O resultado é um impacto económico direto e, por vezes, substancial, no valor líquido da operação para os vendedores, no esforço exigido aos compradores e, por vezes, na viabilidade da transação.
A título meramente exemplificativo, recorremos ao caso paradigmático de um empreendedor (residente para efeitos fiscais em Portugal) que detém, diretamente, participações sociais maioritárias em sociedades comerciais:
- Aquando da alienação de participações sociais (não admitidas à negociação em mercado regulamentado), o saldo positivo entre as mais-valias e menos-valias resultantes da alienação de partes sociais é tributado (em sede de IRS), enquanto rendimentos da categoria G, à taxa autónoma de 28%, no caso de não se optar pelo englobamento (sem prejuízo das situações em que o englobamento tem natureza obrigatória, podendo a mais valia ser considerada em apenas 50% caso a participação alienada seja de uma micro ou pequena empresa.
- Não obstante, uma mais-valia decorrente da alienação de participações sociais poderá, em determinados casos, estar excluída na determinação do lucro (neste caso, em sede de IRC) na esfera de uma sociedade holding que esteja interposta entre o investidor e a sociedade alienada (permitindo uma gestão otimizada do património resultante da operação, mitigando impactos fiscais e potenciando novas oportunidades de crescimento e preservação de valor). Estas sociedades holdings são tipicamente incorporadas como veículo agregador de um conjunto de empresas e negócios, criando sinergias na respetiva gestão, permitindo operações centralizadas de financiamento ou reinvestimento de lucros entre participadas sem a necessária intervenção dos acionistas últimos, pessoas singulares.
Em Portugal, as empresas familiares continuam, de uma forma geral, relutantes em abrir o capital ou alienar as suas participações. Por vezes, tal relutância decorre de um forte apego emocional ao negócio ou a um certo estigma histórico em relação ao private equity, geralmente associado a desalinhamentos entre os objetivos dos fundadores e as estratégias dos novos investidores (muito embora existam hoje operadores de capital privado colaborativos e alinhados com uma criação de valor sustentável).

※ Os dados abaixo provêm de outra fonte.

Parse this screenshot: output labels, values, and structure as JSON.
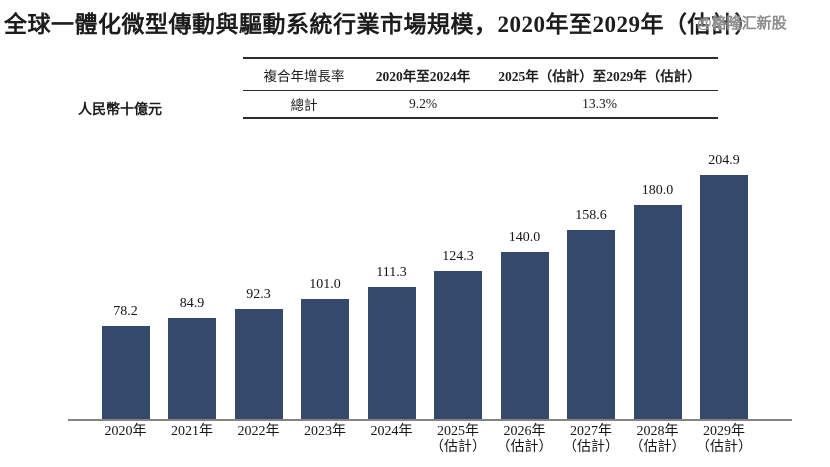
{
  "title": "全球一體化微型傳動與驅動系統行業市場規模，2020年至2029年（估計）",
  "watermark": "@格隆汇新股",
  "unit_label": "人民幣十億元",
  "cagr_table": {
    "headers": [
      "複合年增長率",
      "2020年至2024年",
      "2025年（估計）至2029年（估計）"
    ],
    "row": [
      "總計",
      "9.2%",
      "13.3%"
    ]
  },
  "chart_data": {
    "type": "bar",
    "title": "全球一體化微型傳動與驅動系統行業市場規模，2020年至2029年（估計）",
    "ylabel": "人民幣十億元",
    "xlabel": "",
    "categories": [
      "2020年",
      "2021年",
      "2022年",
      "2023年",
      "2024年",
      "2025年（估計）",
      "2026年（估計）",
      "2027年（估計）",
      "2028年（估計）",
      "2029年（估計）"
    ],
    "x_ticks": [
      {
        "year": "2020年",
        "note": ""
      },
      {
        "year": "2021年",
        "note": ""
      },
      {
        "year": "2022年",
        "note": ""
      },
      {
        "year": "2023年",
        "note": ""
      },
      {
        "year": "2024年",
        "note": ""
      },
      {
        "year": "2025年",
        "note": "（估計）"
      },
      {
        "year": "2026年",
        "note": "（估計）"
      },
      {
        "year": "2027年",
        "note": "（估計）"
      },
      {
        "year": "2028年",
        "note": "（估計）"
      },
      {
        "year": "2029年",
        "note": "（估計）"
      }
    ],
    "values": [
      78.2,
      84.9,
      92.3,
      101.0,
      111.3,
      124.3,
      140.0,
      158.6,
      180.0,
      204.9
    ],
    "ylim": [
      0,
      220
    ],
    "grid": false,
    "legend": false,
    "bar_color": "#35496C",
    "axis_color": "#848484",
    "label_color": "#161616"
  }
}
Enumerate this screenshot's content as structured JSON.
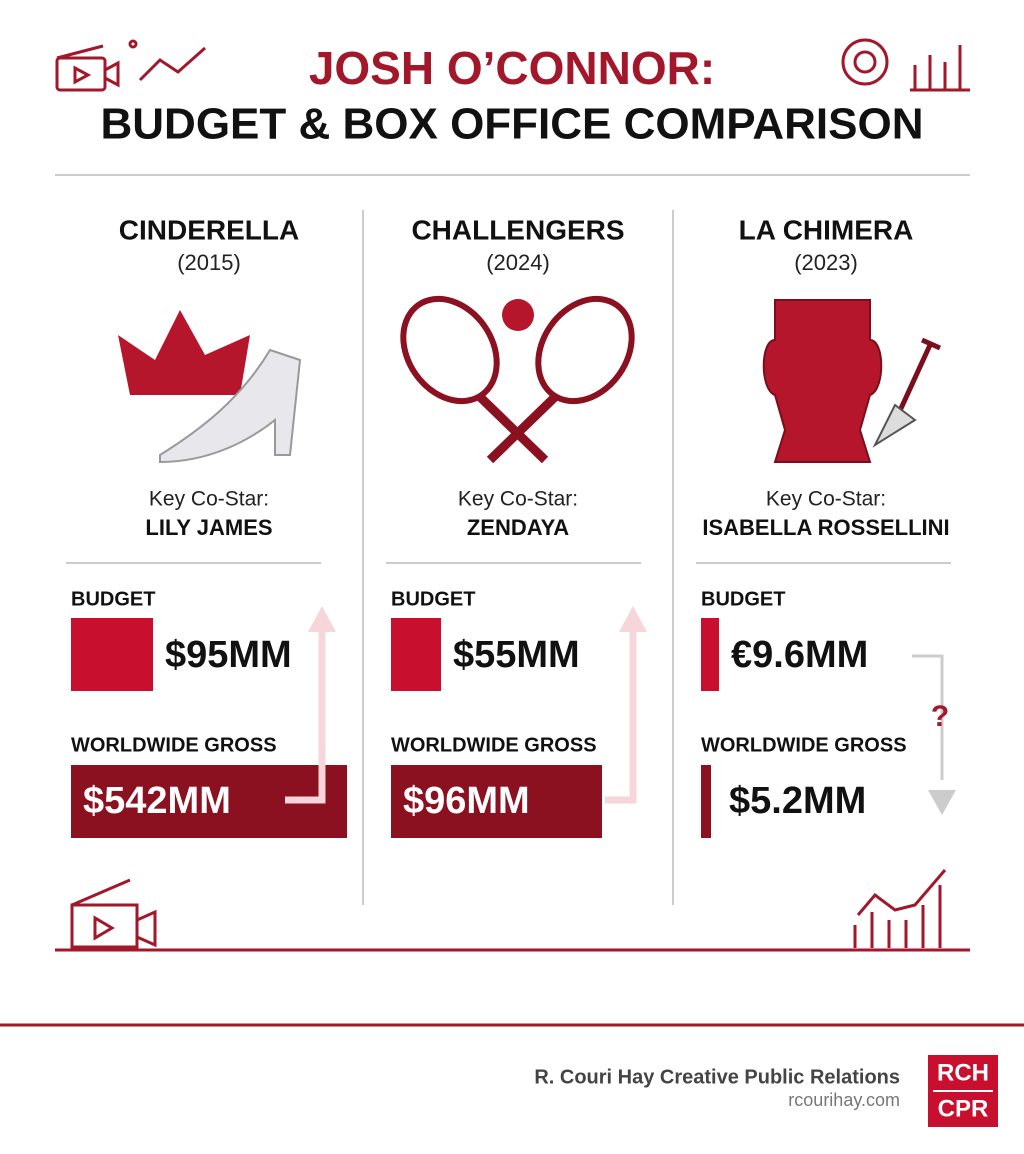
{
  "header": {
    "title_line1": "JOSH O’CONNOR:",
    "title_line2": "BUDGET & BOX OFFICE COMPARISON"
  },
  "films": [
    {
      "title": "CINDERELLA",
      "year": "(2015)",
      "costar_label": "Key Co-Star:",
      "costar": "LILY JAMES",
      "budget_label": "BUDGET",
      "budget": "$95MM",
      "gross_label": "WORLDWIDE GROSS",
      "gross": "$542MM"
    },
    {
      "title": "CHALLENGERS",
      "year": "(2024)",
      "costar_label": "Key Co-Star:",
      "costar": "ZENDAYA",
      "budget_label": "BUDGET",
      "budget": "$55MM",
      "gross_label": "WORLDWIDE GROSS",
      "gross": "$96MM"
    },
    {
      "title": "LA CHIMERA",
      "year": "(2023)",
      "costar_label": "Key Co-Star:",
      "costar": "ISABELLA ROSSELLINI",
      "budget_label": "BUDGET",
      "budget": "€9.6MM",
      "gross_label": "WORLDWIDE GROSS",
      "gross": "$5.2MM",
      "note": "?"
    }
  ],
  "footer": {
    "company": "R. Couri Hay Creative Public Relations",
    "website": "rcourihay.com",
    "logo_top": "RCH",
    "logo_bottom": "CPR"
  }
}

Ainda assim, revela-se crucial que as estruturas societárias das PMEs portuguesas estejam preparadas — mesmo que um cenário de alienação não esteja em cima da mesa — para que, se e quando chegar o momento, o processo decorra de forma harmonizada e fiscalmente otimizada.
Salientamos que a relevância de uma estruturação fiscal e planeamento adequado em processos de M&A não se limita à definição de uma estrutura de detenção de capital que possibilite uma alienação de participações sociais otimizada de um ponto de vista fiscal.

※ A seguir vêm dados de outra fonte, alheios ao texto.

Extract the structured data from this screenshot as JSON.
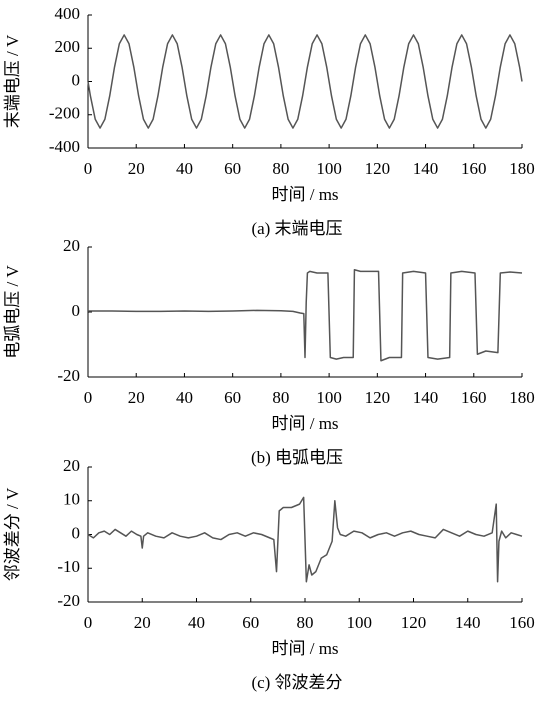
{
  "chart_data": [
    {
      "type": "line",
      "title": "(a)  末端电压",
      "xlabel": "时间 / ms",
      "ylabel": "末端电压 / V",
      "color": "#555555",
      "xlim": [
        0,
        180
      ],
      "xticks": [
        0,
        20,
        40,
        60,
        80,
        100,
        120,
        140,
        160,
        180
      ],
      "ylim": [
        -400,
        400
      ],
      "yticks": [
        -400,
        -200,
        0,
        200,
        400
      ],
      "x": [
        0,
        1,
        3,
        5,
        7,
        9,
        11,
        13,
        15,
        17,
        19,
        21,
        23,
        25,
        27,
        29,
        31,
        33,
        35,
        37,
        39,
        41,
        43,
        45,
        47,
        49,
        51,
        53,
        55,
        57,
        59,
        61,
        63,
        65,
        67,
        69,
        71,
        73,
        75,
        77,
        79,
        81,
        83,
        85,
        87,
        89,
        91,
        93,
        95,
        97,
        99,
        101,
        103,
        105,
        107,
        109,
        111,
        113,
        115,
        117,
        119,
        121,
        123,
        125,
        127,
        129,
        131,
        133,
        135,
        137,
        139,
        141,
        143,
        145,
        147,
        149,
        151,
        153,
        155,
        157,
        159,
        161,
        163,
        165,
        167,
        169,
        171,
        173,
        175,
        177,
        179,
        180
      ],
      "values": [
        0,
        -87,
        -227,
        -280,
        -227,
        -87,
        87,
        227,
        280,
        227,
        87,
        -87,
        -227,
        -280,
        -227,
        -87,
        87,
        227,
        280,
        227,
        87,
        -87,
        -227,
        -280,
        -227,
        -87,
        87,
        227,
        280,
        227,
        87,
        -87,
        -227,
        -280,
        -227,
        -87,
        87,
        227,
        280,
        227,
        87,
        -87,
        -227,
        -280,
        -227,
        -87,
        87,
        227,
        280,
        227,
        87,
        -87,
        -227,
        -280,
        -227,
        -87,
        87,
        227,
        280,
        227,
        87,
        -87,
        -227,
        -280,
        -227,
        -87,
        87,
        227,
        280,
        227,
        87,
        -87,
        -227,
        -280,
        -227,
        -87,
        87,
        227,
        280,
        227,
        87,
        -87,
        -227,
        -280,
        -227,
        -87,
        87,
        227,
        280,
        227,
        87,
        0
      ]
    },
    {
      "type": "line",
      "title": "(b)  电弧电压",
      "xlabel": "时间 / ms",
      "ylabel": "电弧电压 / V",
      "color": "#555555",
      "xlim": [
        0,
        180
      ],
      "xticks": [
        0,
        20,
        40,
        60,
        80,
        100,
        120,
        140,
        160,
        180
      ],
      "ylim": [
        -20,
        20
      ],
      "yticks": [
        -20,
        0,
        20
      ],
      "x": [
        0,
        10,
        20,
        30,
        40,
        50,
        60,
        70,
        80,
        85,
        88,
        89.5,
        90,
        90.5,
        91,
        92,
        95,
        99.5,
        100.5,
        103,
        106,
        110,
        110.5,
        113,
        116,
        120.5,
        121.5,
        125,
        130,
        130.5,
        135,
        140,
        141,
        145,
        150,
        150.5,
        155,
        160.5,
        161.5,
        165,
        170,
        171,
        175,
        180
      ],
      "values": [
        0.3,
        0.3,
        0.2,
        0.2,
        0.3,
        0.2,
        0.3,
        0.5,
        0.4,
        0.2,
        -0.3,
        -0.5,
        -14,
        3,
        12,
        12.5,
        12,
        12,
        -14,
        -14.5,
        -14,
        -14,
        13,
        12.5,
        12.5,
        12.5,
        -15,
        -14,
        -14,
        12,
        12.5,
        12,
        -14,
        -14.5,
        -14,
        12,
        12.5,
        12,
        -13,
        -12,
        -12.5,
        12,
        12.3,
        12
      ]
    },
    {
      "type": "line",
      "title": "(c)  邻波差分",
      "xlabel": "时间 / ms",
      "ylabel": "邻波差分 / V",
      "color": "#555555",
      "xlim": [
        0,
        160
      ],
      "xticks": [
        0,
        20,
        40,
        60,
        80,
        100,
        120,
        140,
        160
      ],
      "ylim": [
        -20,
        20
      ],
      "yticks": [
        -20,
        -10,
        0,
        10,
        20
      ],
      "x": [
        0,
        2,
        4,
        6,
        8,
        10,
        12,
        14,
        16,
        18,
        19.5,
        20,
        20.5,
        22,
        25,
        28,
        31,
        34,
        37,
        40,
        43,
        46,
        49,
        52,
        55,
        58,
        61,
        64,
        67,
        68.5,
        69.5,
        70.5,
        72,
        75,
        78,
        79.5,
        80.5,
        81.5,
        82.5,
        84,
        86,
        88,
        90,
        91,
        92,
        93,
        95,
        98,
        101,
        104,
        107,
        110,
        113,
        116,
        119,
        122,
        125,
        128,
        131,
        134,
        137,
        140,
        143,
        146,
        149,
        150.5,
        151,
        151.5,
        152.5,
        154,
        156,
        158,
        160
      ],
      "values": [
        0,
        -1,
        0.5,
        1,
        0,
        1.5,
        0.5,
        -0.5,
        1,
        0,
        -0.5,
        -4,
        -0.5,
        0.5,
        -0.5,
        -1,
        0.5,
        -0.5,
        -1,
        -0.5,
        0.5,
        -1,
        -1.5,
        0,
        0.5,
        -0.5,
        0.5,
        0,
        -1,
        -1.5,
        -11,
        7,
        8,
        8,
        9,
        11,
        -14,
        -9,
        -12,
        -11,
        -7,
        -6,
        -2,
        10,
        2,
        0,
        -0.5,
        1,
        0.5,
        -1,
        0,
        0.5,
        -0.5,
        0.5,
        1,
        0,
        -0.5,
        -1,
        1.5,
        0.5,
        -0.5,
        1,
        0,
        -0.5,
        0.5,
        9,
        -14,
        -2,
        1,
        -1,
        0.5,
        0,
        -0.5
      ]
    }
  ]
}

- Assegurar que a empresa se encontra organizada do ponto de vista fiscal antes do processo de venda revela-se fundamental. Este processo inclui assegurar o cumprimento dos procedimentos fiscais (por forma a corrigir potenciais contingências fiscais – riscos que os compradores refletem no preço) e, bem assim, que a empresa está devidamente otimizada de um ponto de vista fiscal, nomeadamente no que respeita à utilização dos benefícios fiscais a que tem direito. Uma empresa que não aproveita ativos fiscais disponíveis poderá estar a comprometer o seu valor, pois esses ativos poderiam representar benefícios económicos importantes que impactam a valorização da empresa e, por consequência, as negociações com o comprador.
Este tipo de situação continua particularmente presente no mercado português, onde uma parte significativa do tecido empresarial permanece ancorado em modelos familiares, muitas vezes com baixa exposição a práticas de governação corporativa evoluídas ou cultura de preparação para eventos de liquidez.
Um adequado planeamento pré-alienação não passa apenas por uma questão de otimização fiscal — mas contém uma componente relevante da criação de valor.
A ausência de planeamento é silenciosa, mas os seus custos podem ser ruidosos. Uma negociação bem conduzida pode, de facto, criar valor — mas sem um planeamento fiscal adequado, parte desse valor perde-se antes de chegar às mãos dos empreendedores.